Top open-weights such as Kimi K2 Thinking and gpt-oss-120b are now GPT-4+ to low-end GPT-5-class on many language and coding benchmarks.
They still lag the leading closed models overall, particularly in multimodal capability, safety and robustness, even if Kimi K2 now ties or beats them on some specific reasoning benchmarks.

They’re a great fit when:

You need data residency, fine-tuning or on-prem/VPC deployment.
You can tolerate being 5–10 percentage points off the frontier in exchange for cost and control.
You want cheap sub-agents inside a multi-model architecture.

They’re a more cautious fit when:

You’re in heavily regulated public-sector or critical-infrastructure contexts and considering models that are already subject to government-device or public-sector restrictions in some Western markets.
You need the very best available on multimodal reasoning or safety.

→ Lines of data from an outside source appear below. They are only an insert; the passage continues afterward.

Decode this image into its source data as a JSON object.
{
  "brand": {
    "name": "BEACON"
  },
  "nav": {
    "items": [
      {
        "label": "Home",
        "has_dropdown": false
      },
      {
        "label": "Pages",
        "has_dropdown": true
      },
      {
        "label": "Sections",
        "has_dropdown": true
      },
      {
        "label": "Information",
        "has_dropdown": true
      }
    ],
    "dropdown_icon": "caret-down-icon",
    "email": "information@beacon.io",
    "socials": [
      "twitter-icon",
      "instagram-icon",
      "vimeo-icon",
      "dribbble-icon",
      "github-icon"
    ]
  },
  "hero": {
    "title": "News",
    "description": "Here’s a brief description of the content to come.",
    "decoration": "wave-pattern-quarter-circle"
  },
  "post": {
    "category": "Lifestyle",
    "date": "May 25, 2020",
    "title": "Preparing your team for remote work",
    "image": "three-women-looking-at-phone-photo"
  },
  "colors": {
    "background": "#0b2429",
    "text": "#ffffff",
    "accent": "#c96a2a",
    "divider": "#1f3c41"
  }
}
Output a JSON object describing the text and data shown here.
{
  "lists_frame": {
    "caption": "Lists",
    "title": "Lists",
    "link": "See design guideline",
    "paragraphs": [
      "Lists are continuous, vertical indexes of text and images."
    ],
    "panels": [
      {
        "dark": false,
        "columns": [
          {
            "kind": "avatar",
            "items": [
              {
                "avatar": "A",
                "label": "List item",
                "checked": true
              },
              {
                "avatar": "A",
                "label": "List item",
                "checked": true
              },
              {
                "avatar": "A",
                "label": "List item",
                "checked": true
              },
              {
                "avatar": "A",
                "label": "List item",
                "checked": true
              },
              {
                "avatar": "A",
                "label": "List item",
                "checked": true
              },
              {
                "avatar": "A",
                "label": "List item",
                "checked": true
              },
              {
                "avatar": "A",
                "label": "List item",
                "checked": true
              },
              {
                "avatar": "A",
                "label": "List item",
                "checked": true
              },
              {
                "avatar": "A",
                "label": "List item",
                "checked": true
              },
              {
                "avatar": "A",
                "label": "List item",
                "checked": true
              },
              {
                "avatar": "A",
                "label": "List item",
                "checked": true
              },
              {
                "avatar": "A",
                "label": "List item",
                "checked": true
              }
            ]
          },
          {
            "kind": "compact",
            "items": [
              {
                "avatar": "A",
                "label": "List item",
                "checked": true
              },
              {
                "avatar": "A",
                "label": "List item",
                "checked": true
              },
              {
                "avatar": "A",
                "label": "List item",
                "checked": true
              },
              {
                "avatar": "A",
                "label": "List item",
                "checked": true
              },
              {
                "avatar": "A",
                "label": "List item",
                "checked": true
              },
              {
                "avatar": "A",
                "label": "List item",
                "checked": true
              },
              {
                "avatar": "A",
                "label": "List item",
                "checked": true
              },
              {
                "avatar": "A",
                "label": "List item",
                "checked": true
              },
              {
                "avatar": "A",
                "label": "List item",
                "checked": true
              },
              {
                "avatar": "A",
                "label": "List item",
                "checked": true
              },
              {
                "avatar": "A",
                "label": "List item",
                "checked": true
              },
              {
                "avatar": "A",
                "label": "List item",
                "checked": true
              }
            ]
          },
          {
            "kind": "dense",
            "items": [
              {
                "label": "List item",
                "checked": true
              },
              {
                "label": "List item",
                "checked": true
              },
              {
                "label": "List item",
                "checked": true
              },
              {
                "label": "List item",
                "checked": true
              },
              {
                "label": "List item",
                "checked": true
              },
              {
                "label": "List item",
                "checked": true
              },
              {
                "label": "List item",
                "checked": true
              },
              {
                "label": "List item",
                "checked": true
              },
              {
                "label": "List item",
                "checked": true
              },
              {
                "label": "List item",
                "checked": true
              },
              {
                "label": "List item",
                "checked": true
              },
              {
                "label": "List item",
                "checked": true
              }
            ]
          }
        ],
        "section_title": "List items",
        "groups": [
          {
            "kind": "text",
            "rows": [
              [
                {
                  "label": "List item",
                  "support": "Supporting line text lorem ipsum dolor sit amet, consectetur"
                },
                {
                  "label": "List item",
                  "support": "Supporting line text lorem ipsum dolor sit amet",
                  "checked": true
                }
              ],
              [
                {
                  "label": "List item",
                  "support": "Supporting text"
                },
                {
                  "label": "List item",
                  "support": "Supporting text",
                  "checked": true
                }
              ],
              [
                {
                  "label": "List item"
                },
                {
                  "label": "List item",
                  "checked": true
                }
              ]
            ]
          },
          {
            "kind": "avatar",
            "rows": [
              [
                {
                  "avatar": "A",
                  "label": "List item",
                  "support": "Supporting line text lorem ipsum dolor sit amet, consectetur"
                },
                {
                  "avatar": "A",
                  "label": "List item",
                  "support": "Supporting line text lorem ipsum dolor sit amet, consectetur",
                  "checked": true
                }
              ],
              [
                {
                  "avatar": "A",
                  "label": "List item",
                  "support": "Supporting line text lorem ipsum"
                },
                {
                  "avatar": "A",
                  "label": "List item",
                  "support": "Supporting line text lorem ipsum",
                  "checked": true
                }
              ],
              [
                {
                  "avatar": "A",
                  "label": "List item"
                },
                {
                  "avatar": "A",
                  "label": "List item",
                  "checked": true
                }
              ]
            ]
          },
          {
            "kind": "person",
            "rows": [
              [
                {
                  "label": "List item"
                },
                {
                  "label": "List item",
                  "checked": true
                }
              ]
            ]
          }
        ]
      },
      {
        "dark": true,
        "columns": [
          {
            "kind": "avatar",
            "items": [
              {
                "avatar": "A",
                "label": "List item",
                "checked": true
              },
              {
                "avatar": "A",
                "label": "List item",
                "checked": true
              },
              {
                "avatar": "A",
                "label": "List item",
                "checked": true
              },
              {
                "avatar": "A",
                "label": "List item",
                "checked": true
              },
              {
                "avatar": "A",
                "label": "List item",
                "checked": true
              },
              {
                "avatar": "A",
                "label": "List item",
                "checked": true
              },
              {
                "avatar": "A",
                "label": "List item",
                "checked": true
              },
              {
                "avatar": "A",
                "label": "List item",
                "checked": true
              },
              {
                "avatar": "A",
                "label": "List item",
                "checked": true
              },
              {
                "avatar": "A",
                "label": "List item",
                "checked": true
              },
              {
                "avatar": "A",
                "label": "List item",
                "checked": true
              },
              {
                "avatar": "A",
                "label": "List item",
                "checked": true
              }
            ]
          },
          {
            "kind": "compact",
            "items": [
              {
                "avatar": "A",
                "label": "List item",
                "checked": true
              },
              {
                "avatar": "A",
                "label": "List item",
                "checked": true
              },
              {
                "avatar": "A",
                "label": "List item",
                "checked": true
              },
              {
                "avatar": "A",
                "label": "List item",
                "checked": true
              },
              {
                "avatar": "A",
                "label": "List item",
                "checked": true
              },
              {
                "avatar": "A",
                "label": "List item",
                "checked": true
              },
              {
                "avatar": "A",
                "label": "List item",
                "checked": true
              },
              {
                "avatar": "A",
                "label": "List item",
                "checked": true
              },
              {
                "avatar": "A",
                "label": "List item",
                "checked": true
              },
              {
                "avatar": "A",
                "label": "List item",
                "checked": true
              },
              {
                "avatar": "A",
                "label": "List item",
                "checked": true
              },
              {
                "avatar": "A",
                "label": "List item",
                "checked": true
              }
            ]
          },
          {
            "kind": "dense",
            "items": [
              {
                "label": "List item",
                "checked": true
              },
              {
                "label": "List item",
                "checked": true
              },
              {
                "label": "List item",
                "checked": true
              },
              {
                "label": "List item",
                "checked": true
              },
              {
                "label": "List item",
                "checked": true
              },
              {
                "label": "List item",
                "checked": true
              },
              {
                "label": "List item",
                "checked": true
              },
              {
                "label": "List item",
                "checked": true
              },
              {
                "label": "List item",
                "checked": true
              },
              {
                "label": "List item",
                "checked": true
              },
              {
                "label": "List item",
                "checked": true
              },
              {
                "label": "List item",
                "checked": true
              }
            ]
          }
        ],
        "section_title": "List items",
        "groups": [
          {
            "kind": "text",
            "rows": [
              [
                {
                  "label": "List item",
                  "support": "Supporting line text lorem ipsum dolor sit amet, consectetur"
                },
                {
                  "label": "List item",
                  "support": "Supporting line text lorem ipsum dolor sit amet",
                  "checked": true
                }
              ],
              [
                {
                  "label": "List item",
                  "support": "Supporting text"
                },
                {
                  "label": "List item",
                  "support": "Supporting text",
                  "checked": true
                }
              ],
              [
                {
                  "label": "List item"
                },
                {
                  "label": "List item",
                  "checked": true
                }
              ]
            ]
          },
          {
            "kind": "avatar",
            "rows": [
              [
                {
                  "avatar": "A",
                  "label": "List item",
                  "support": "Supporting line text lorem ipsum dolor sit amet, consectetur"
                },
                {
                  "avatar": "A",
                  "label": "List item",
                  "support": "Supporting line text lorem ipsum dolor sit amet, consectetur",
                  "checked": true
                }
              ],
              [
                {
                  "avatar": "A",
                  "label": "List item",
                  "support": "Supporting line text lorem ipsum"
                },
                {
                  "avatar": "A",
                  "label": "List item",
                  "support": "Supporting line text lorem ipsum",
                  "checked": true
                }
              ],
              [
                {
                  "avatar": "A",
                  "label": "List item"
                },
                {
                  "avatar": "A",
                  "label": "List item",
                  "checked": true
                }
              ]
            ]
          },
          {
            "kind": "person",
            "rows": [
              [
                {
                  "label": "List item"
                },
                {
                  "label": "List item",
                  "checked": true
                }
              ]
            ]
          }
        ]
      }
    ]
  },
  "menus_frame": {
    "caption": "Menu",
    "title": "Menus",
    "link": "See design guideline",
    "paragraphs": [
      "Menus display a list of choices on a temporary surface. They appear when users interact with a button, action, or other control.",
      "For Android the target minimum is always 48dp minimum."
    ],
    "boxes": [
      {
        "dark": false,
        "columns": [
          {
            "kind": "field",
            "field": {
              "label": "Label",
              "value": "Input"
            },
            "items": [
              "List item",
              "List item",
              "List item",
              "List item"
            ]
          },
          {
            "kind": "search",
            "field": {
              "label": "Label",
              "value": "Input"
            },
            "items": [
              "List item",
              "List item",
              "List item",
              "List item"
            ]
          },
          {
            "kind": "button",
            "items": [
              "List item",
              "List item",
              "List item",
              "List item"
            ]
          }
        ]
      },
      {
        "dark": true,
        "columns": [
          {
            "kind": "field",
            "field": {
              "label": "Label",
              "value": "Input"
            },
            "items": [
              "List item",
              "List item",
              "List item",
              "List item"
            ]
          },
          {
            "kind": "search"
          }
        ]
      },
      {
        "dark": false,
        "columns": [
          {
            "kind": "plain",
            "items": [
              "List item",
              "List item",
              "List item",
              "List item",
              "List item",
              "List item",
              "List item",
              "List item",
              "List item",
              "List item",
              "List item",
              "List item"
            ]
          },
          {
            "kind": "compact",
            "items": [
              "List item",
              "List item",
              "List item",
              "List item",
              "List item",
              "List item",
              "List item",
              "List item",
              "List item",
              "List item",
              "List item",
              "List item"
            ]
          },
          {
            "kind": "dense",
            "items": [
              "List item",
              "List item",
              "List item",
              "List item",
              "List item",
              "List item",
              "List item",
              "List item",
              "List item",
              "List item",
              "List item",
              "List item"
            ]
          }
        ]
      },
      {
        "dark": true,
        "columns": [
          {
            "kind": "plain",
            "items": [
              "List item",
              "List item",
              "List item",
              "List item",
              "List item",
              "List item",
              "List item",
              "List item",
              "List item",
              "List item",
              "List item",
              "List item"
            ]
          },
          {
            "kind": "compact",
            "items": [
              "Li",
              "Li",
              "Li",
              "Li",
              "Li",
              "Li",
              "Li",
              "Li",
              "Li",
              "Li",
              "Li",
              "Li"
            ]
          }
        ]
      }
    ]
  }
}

Takeaway: Use open-weights where control, sovereignty and cost win; closed models where peak capability and safety ecosystems win – and be explicit in your risk artefacts about jurisdiction and sovereignty risk for different model families.

5. Where this leaves you

If you’re running AI strategy, this week is a useful reset:

Assume churn at the top. Gemini 3 Pro, Grok 4.1, GPT-5.1 and Claude Sonnet 4.5 can all claim “best” on some slice. That may not stabilise for some time.
Architect for multi-model by default. Expect to mix 3–5 models across your estate and swap them over time. Align your API layer, security and observability with that reality.
Treat pre-training and post-training as separate bets. Scale lifts the ceiling; post-training (RLHF, tools, safety, ORL) shapes behaviour, factuality and agent performance. When you pick vendors, you’re really choosing their post-training philosophy, not just their FLOPs.
Be deliberate about open-weights and geopolitics. Open-weights are good enough to matter, and some of the strongest are Chinese. That doesn’t mean “don’t use them”, but it does mean conscious, documented decisions in regulated or government-adjacent sectors.
Keep risk and finance close. Token prices, reasoning-effort settings, caching, time-horizon curves and power constraints are now economic variables, and regulators are increasingly interested in which models you use where, and why.

If it all feels like a lot, that’s normal for where we are in the cycle. The upside is that we’re still early. This week’s launches are one frame in what looks like what could be a decade-long reel of steady, compounding progress.

The trick isn’t to guess who “wins” the model war. It’s to build architecture, governance and skills that can ride the curve – whoever happens to be on top next quarter.